Сохранились прекрасные письма Дидро к Дашковой из Петербурга в Москву. Они полны той теплой доверительности, которая была, очевидно, характерна для их парижских бесед («...когда Вы, облокотившись на камин, следили за выражением моей физиономии...»).
Здесь и воспоминания о том, как Дашкова пела русские романсы и народные песни: даже прославленная Бороздина не может изгладить их из памяти философа. («Как Вы счастливы, княгиня, с Вашей вдохновенной любовью к музыке...»)23.
Здесь и просьбы: напомнить Демидову* его обещание дать несколько образцов из «натурального его кабинета» – ископаемых минералов, раковин... «Попросите, пожалуйста, и о том, чтоб подаренные им вещи были поименованы и уложены»24.
* П.Г. Демидов (1738...1821 гг.) – русский просветитель и ученый-натуралист.
Здесь и знаменитая характеристика Екатерины II: «...Я нашел ее совершенно похожей на тот портрет, в котором Вы представляли мне ее в Париже, – в ней душа Брута с сердцем Клеопатры... Никто не умеет так...расположить к себе людей, как она...»25.
Надо иметь в виду, что для Дидро существенна была не столько личность монарха, сколько сам принцип самодержавия. Он не исключал произвола «со стороны повелителя доброго, твердого, справедливого и просвещенного».

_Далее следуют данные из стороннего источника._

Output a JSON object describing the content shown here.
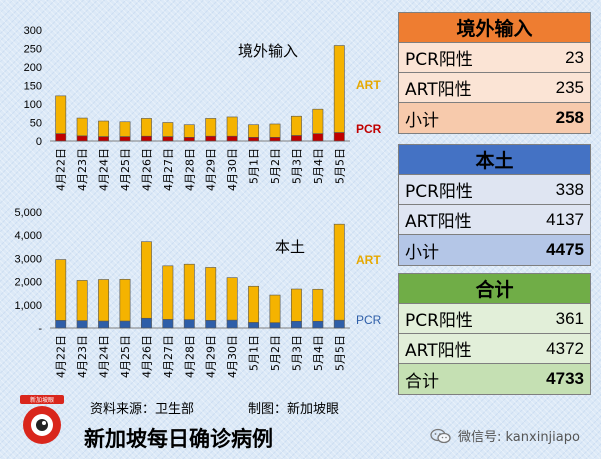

Философ не раз повторял, что дело не в личных качествах монарха, а в объеме власти, которую он присвоил. «Лишь нация есть истинный суверен; истинным законодателем может быть лишь народ»26. «Нет ни прав, ни законов, ни свободы там, где государь распоряжается правами и законами по своему усмотрению»27.
Дидро развивал перед Екатериной II идеи народовластия и, как он пишет Дашковой, говорил при дворе с той же свободой, «с какой Вы позволяли мне говорить на улице Гренвиль»28.
Да и почему было императрице не послушать старого философа? Восхищаясь его красноречием, она лучше, чем кто-либо другой, понимала: никакого практического применения в России идеи Дидро иметь не будут. А уж менее других – его идея о необходимости созыва в России Законодательного собрания – эту мысль Дидро подчеркивал в замечаниях на ее «Наказ».
«Замечания на «Наказ» ее императорского величества депутатам Комиссии по составлению Уложения» были написаны Дидро летом 1777 г., по возвращении из Петербурга. В руки Екатерины они попали уже после смерти философа. В письме Ф.М. Гримму от 23 ноября 1777 г. она назвала их сущим лепетом29.